Gulliver était riche et bien doté, il l'aura payé fort cher...
[1] Congo, Centrafrique, Soudan, Ouganda, Rwanda, Burundi, Tanzanie, Zambie, Angola. C'est clair, si une puissance étrangère contrôle la RDC, elle a une influence absolument déterminante sur l'ensemble de l'Afrique centrale...
[2] Congo au Nord-Ouest, Angola au sud. De plus, la capitale du Congo, Brazzaville, se trouve à portée de canon de Kinshasa, puisqu'elle est juste en face, de l'autre côté du fleuve. Pour ce qui est de l'Angola, l'embouchure du fleuve Congo, où se trouve la sortie de la RDC sur la mer, sépare l'Angola et une de ses provinces, l'enclave de Cabinda, assez autonomiste et extrêmement riche en pétrole. La configuration géopolitique rend donc l'Angola vulnérable.
[3] Réduite à l'embouchure du fleuve Congo
[4] L'auteur se trouvait précisément à Kinshasa ce jour-là...
[5] L'auteur, qui fera de fréquents voyages dans le pays dans les années qui suivront, peut attester de la façon dont, effectivement, la souris a mangé l'éléphant . Les protecteurs rwandais pilleront les caisses de l'Etat et les ressources du pays, abominablement...

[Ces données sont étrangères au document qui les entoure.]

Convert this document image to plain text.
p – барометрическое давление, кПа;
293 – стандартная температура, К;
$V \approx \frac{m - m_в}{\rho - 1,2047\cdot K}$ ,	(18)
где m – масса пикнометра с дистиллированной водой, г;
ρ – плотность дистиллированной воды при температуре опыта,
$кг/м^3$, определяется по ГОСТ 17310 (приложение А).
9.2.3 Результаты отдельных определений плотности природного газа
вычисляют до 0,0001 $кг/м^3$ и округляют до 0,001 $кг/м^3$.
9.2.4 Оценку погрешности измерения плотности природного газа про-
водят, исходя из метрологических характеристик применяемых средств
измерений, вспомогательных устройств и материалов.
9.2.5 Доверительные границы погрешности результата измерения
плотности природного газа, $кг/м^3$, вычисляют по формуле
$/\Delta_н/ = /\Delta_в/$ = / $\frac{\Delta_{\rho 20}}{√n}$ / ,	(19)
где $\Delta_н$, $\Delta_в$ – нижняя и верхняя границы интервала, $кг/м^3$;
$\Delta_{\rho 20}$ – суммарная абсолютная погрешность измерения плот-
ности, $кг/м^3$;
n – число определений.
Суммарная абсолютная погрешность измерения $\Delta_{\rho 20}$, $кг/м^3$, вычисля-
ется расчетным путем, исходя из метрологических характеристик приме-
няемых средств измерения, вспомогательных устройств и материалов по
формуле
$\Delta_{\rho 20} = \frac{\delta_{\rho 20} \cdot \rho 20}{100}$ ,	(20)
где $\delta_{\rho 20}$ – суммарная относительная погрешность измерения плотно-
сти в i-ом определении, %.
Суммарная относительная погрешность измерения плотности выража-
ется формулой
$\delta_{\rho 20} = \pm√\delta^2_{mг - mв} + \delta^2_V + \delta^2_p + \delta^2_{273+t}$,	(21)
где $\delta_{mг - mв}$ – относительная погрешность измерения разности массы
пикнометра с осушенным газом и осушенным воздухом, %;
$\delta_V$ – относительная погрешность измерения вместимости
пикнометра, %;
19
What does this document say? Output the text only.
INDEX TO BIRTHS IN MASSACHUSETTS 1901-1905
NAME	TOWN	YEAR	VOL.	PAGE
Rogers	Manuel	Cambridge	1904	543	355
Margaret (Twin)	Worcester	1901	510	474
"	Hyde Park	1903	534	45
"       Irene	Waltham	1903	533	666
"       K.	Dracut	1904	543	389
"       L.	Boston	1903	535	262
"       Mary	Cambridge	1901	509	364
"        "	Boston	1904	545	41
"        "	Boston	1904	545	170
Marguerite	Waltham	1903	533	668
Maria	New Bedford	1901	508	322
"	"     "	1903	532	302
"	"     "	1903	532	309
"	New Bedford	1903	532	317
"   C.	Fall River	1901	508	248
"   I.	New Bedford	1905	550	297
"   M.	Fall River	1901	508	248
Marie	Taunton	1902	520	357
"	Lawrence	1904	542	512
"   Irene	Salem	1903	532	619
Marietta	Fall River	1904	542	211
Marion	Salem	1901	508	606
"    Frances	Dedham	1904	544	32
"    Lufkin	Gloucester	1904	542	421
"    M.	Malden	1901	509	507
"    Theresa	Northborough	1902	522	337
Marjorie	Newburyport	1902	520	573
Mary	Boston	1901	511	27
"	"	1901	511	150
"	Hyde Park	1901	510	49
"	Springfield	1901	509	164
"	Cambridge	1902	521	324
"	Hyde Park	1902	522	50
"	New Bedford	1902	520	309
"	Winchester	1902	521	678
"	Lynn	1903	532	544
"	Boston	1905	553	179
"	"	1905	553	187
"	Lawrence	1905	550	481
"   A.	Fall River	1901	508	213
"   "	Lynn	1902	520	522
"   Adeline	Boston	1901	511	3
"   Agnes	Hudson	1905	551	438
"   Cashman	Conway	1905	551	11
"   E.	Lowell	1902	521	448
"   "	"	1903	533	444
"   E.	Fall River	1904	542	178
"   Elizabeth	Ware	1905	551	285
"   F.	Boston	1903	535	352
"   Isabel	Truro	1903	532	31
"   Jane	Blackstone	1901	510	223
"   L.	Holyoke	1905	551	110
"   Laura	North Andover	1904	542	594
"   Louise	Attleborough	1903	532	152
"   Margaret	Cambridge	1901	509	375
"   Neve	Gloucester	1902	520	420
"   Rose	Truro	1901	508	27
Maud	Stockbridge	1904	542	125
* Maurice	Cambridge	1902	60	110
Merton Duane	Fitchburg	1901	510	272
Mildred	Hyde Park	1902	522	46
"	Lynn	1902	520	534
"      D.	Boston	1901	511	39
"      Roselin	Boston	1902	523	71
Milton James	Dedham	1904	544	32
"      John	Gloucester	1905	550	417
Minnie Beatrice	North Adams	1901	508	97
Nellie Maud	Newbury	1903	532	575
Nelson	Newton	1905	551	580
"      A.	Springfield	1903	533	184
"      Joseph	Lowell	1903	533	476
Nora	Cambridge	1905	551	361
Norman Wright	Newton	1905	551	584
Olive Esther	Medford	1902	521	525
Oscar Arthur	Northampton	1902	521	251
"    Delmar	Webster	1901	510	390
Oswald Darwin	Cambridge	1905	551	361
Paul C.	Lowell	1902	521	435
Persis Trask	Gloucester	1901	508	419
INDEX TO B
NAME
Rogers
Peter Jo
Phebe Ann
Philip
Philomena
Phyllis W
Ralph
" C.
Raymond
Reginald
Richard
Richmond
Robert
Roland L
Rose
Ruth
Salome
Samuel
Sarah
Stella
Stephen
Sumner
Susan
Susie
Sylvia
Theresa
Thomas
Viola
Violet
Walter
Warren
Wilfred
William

[6] En effet, à la différence de l'ancien, le nouveau régime est anglophone. Si Laurent-Désiré Kabila a vécu à Paris, les amitiés des protecteurs rwandais, qui contrôlent les postes au gouvernement et dans l'armée, se trouvent bien dans les deux pays précédemment cités. Les communautés tutsies y sont importantes et influentes, et Paul Kagamé, le nouvel homme fort du Rwanda (toujours en poste à ce jour), ainsi que ses proches amis officiers, ont fait leurs classes au Kansas, à Fort Leavenworth, le centre intellectuel de l'armée américaine. Les liens rwando-américains sont donc très forts, et on ne peut pas éviter de voir dans cette attaque du grand Zaïre par le tout petit Rwanda une possible machination orchestrée de longue main. La rue kinoise ne s'y trompait pas d'ailleurs, qui n'a cessé, pendant les quelques semaines du conflit, de dire que des conseillers américains accompagnaient les troupes rwandaises. A l'époque, cela avait beaucoup étonné l'auteur. Avec le recul, il faut reconnaître que ce soupçon avait du sens...
[7] Sur l' Outenika , le navire prêté par Nelson Mandela en Mai 97 pour accueillir les ultimes négociations entre Mobutu et Laurent-Désiré Kabila, l'ambassadeur de France sera, d'après ce qu'on nous a dit, retenu à l'arrière et empêché d'intervenir, pendant que Mobutu et le représentant de Kabila négocieront à l'avant, sous l'égide de l'Afrique du Sud et des Etats-Unis....
[8] Qui sera presque la première guerre mondiale africaine , puisque la presque totalité des pays alentour y participera. C'est l'Angola finalement qui sauvera Kabila.
[9] Imposés par la communauté internationale, même, à son propre gouvernement !
[10] Il faudrait pour cela faire une vraie pression sur le Rwanda. On comprend bien que vu ses amitiés américaines, c'est impossible.
[11] Et on comprend bien, à la lumière de cet article, que ce n'est pas prêt de s'arrêter.